I was struck by an intriguing possibility.

Thalia's thrilling hints were still engaging Helena and me when our long ride reached its end. We had been driving at night, but dawn had now broken. With the stars long gone and the sun strengthening, our party was weary and longing to break the journey. The road had grown more winding, twisting upwards through more hilly country. The caravan trail finally emerged on to a level plain. We must now be at midpoint between the fertile coast far away on the Mediterranean and the even more remote reaches of the River Euphrates.
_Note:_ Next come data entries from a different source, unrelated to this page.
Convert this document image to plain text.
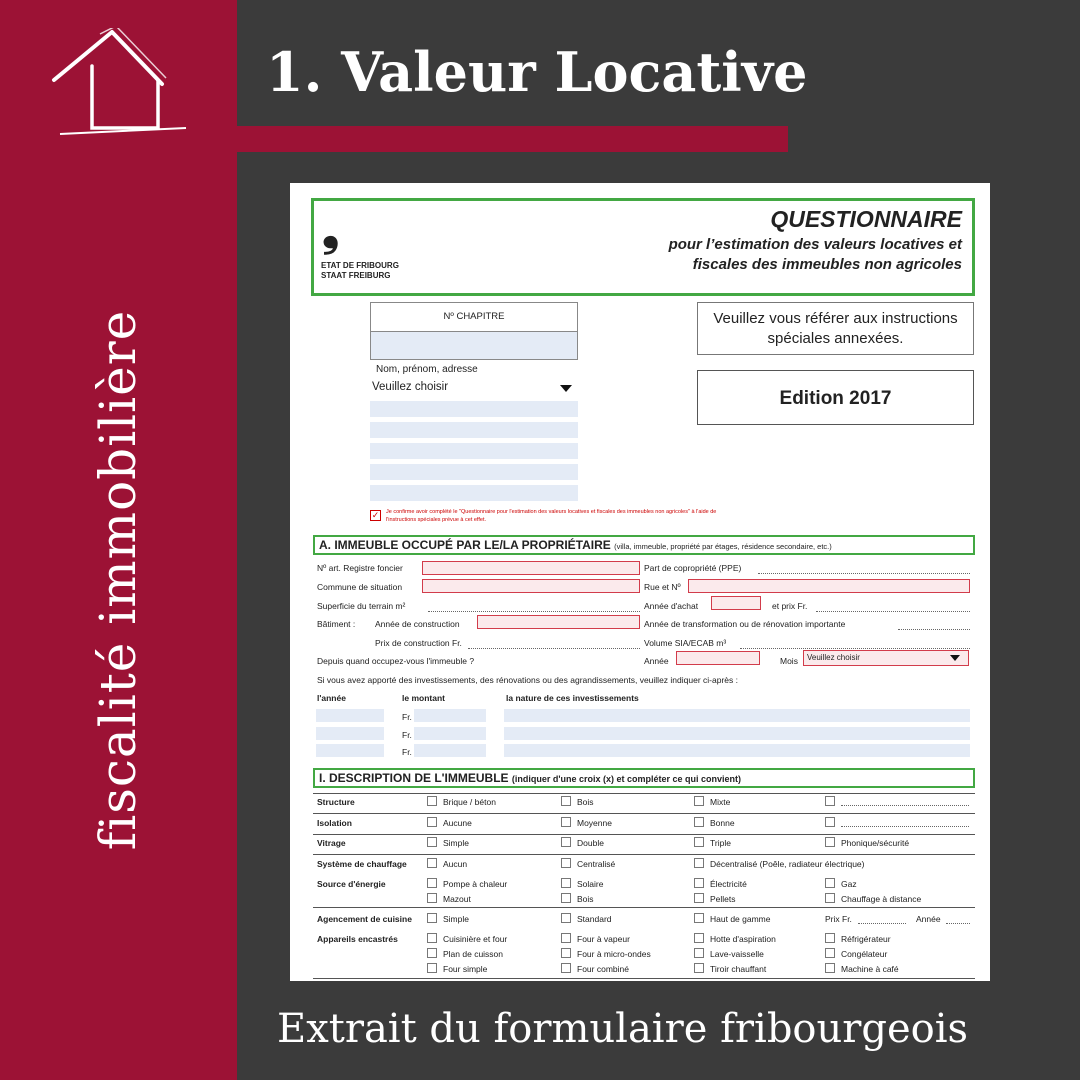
fiscalité immobilière
1. Valeur Locative
❟
ETAT DE FRIBOURG
STAAT FREIBURG
QUESTIONNAIRE
pour l’estimation des valeurs locatives et fiscales des immeubles non agricoles
Nº CHAPITRE
Nom, prénom, adresse
Veuillez choisir
Veuillez vous référer aux instructions spéciales annexées.
Edition 2017
✓	Je confirme avoir complété le "Questionnaire pour l'estimation des valeurs locatives et fiscales des immeubles non agricoles" à l'aide de l'instructions spéciales prévue à cet effet.
A. IMMEUBLE OCCUPÉ PAR LE/LA PROPRIÉTAIRE (villa, immeuble, propriété par étages, résidence secondaire, etc.)
Nº art. Registre foncier	Part de copropriété (PPE)
Commune de situation	Rue et Nº
Superficie du terrain m²	Année d'achat	et prix Fr.
Bâtiment : Année de construction	Année de transformation ou de rénovation importante
Prix de construction Fr.	Volume SIA/ECAB m³
Depuis quand occupez-vous l'immeuble ?	Année	Mois	Veuillez choisir
Si vous avez apporté des investissements, des rénovations ou des agrandissements, veuillez indiquer ci-après :
l'année	le montant	la nature de ces investissements
Fr.
Fr.
Fr.
I. DESCRIPTION DE L'IMMEUBLE (indiquer d'une croix (x) et compléter ce qui convient)
Structure	Brique / béton	Bois	Mixte
Isolation	Aucune	Moyenne	Bonne
Vitrage	Simple	Double	Triple	Phonique/sécurité
Système de chauffage	Aucun	Centralisé	Décentralisé (Poêle, radiateur électrique)
Source d'énergie	Pompe à chaleur	Solaire	Électricité	Gaz
Mazout	Bois	Pellets	Chauffage à distance
Agencement de cuisine	Simple	Standard	Haut de gamme	Prix Fr.	Année
Appareils encastrés	Cuisinière et four	Four à vapeur	Hotte d'aspiration	Réfrigérateur
Plan de cuisson	Four à micro-ondes	Lave-vaisselle	Congélateur
Four simple	Four combiné	Tiroir chauffant	Machine à café
Extrait du formulaire fribourgeois
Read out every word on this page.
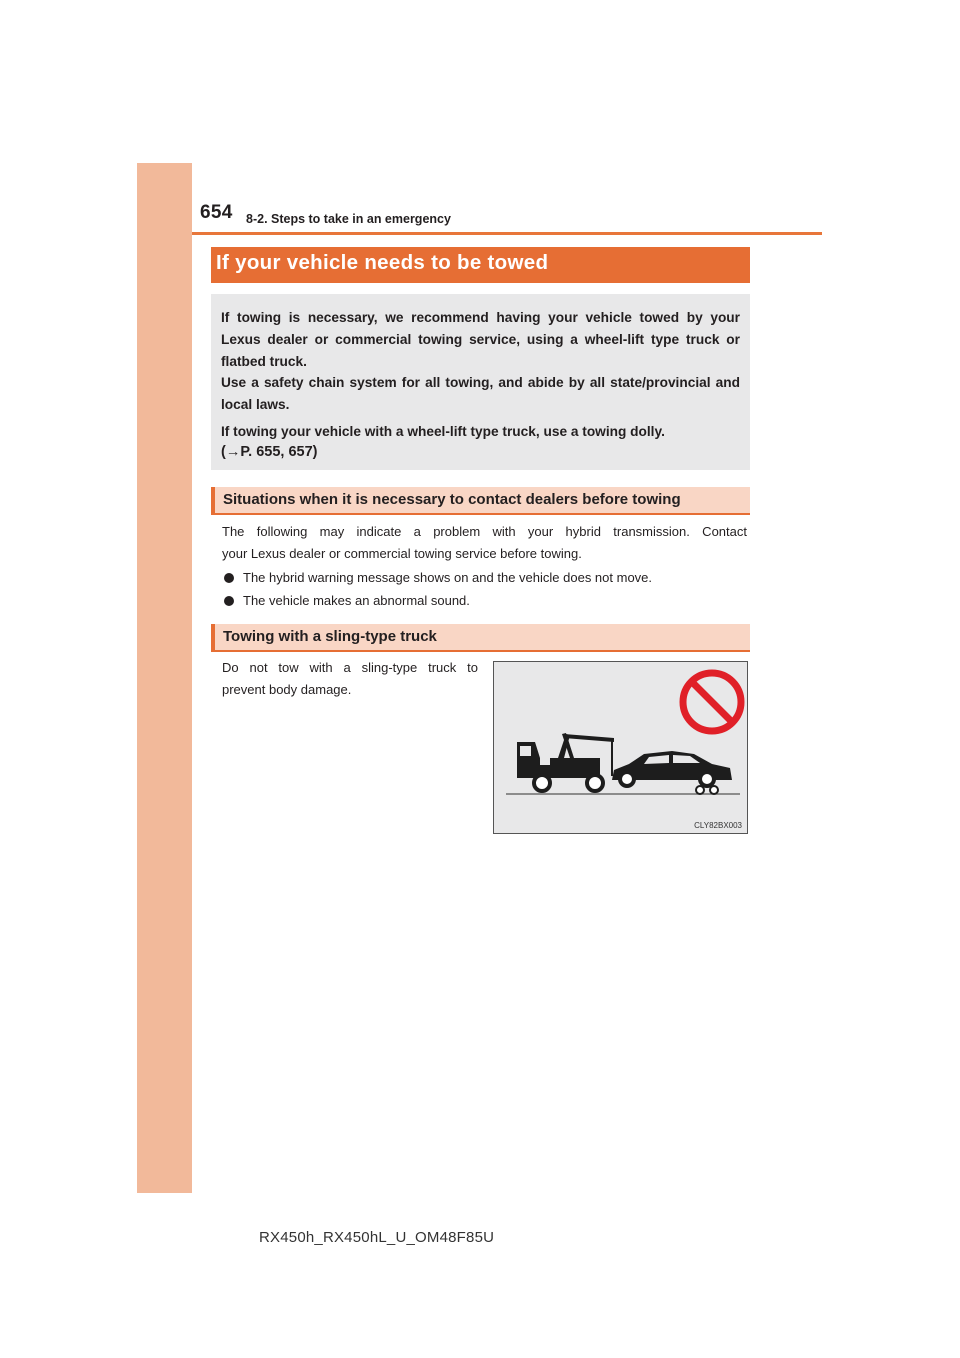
654 8-2. Steps to take in an emergency
If your vehicle needs to be towed

If towing is necessary, we recommend having your vehicle towed by your

Lexus dealer or commercial towing service, using a wheel-lift type truck or

flatbed truck.

Use a safety chain system for all towing, and abide by all state/provincial and

local laws.

If towing your vehicle with a wheel-lift type truck, use a towing dolly.

(→P. 655, 657)

Situations when it is necessary to contact dealers before towing

The following may indicate a problem with your hybrid transmission. Contact

your Lexus dealer or commercial towing service before towing.

The hybrid warning message shows on and the vehicle does not move.
The vehicle makes an abnormal sound.
Towing with a sling-type truck

Do not tow with a sling-type truck to

prevent body damage.

CLY82BX003
RX450h_RX450hL_U_OM48F85U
Low ranges of mountains ran to the north and behind us, serrated by long dry wadis. Ahead, disappearing into infinity, stretched flat tawny desert covered with rocky scree. To our left, in a stony valley, stood square towers that we later learned were multiple tombs for wealthy families. These kept their lonely vigil beside an ancient track overlooked by the sheltering hills. On the bare slopes, a shepherd on a donkey was herding a flock of black-faced sheep. Closer to, we began to perceive a shimmer of green. We sensed expectation among our nomad guides. I called to Helena. As we approached, the effect was magical. The haze rapidly acquired solidity. The moisture that rose off the saltpans and lakes quickly resolved into fields surrounding large swathes of date-palms and olive and pomegranate trees.

At the heart of the huge oasis, beside an energetic spring with supposedly therapeutic waters (like Thalia's dance, not for the faint-hearted), stood the famous old nomad village of Tadmor, once a mere camp in the wilderness, but now the fast-growing Romanised city of Palmyra.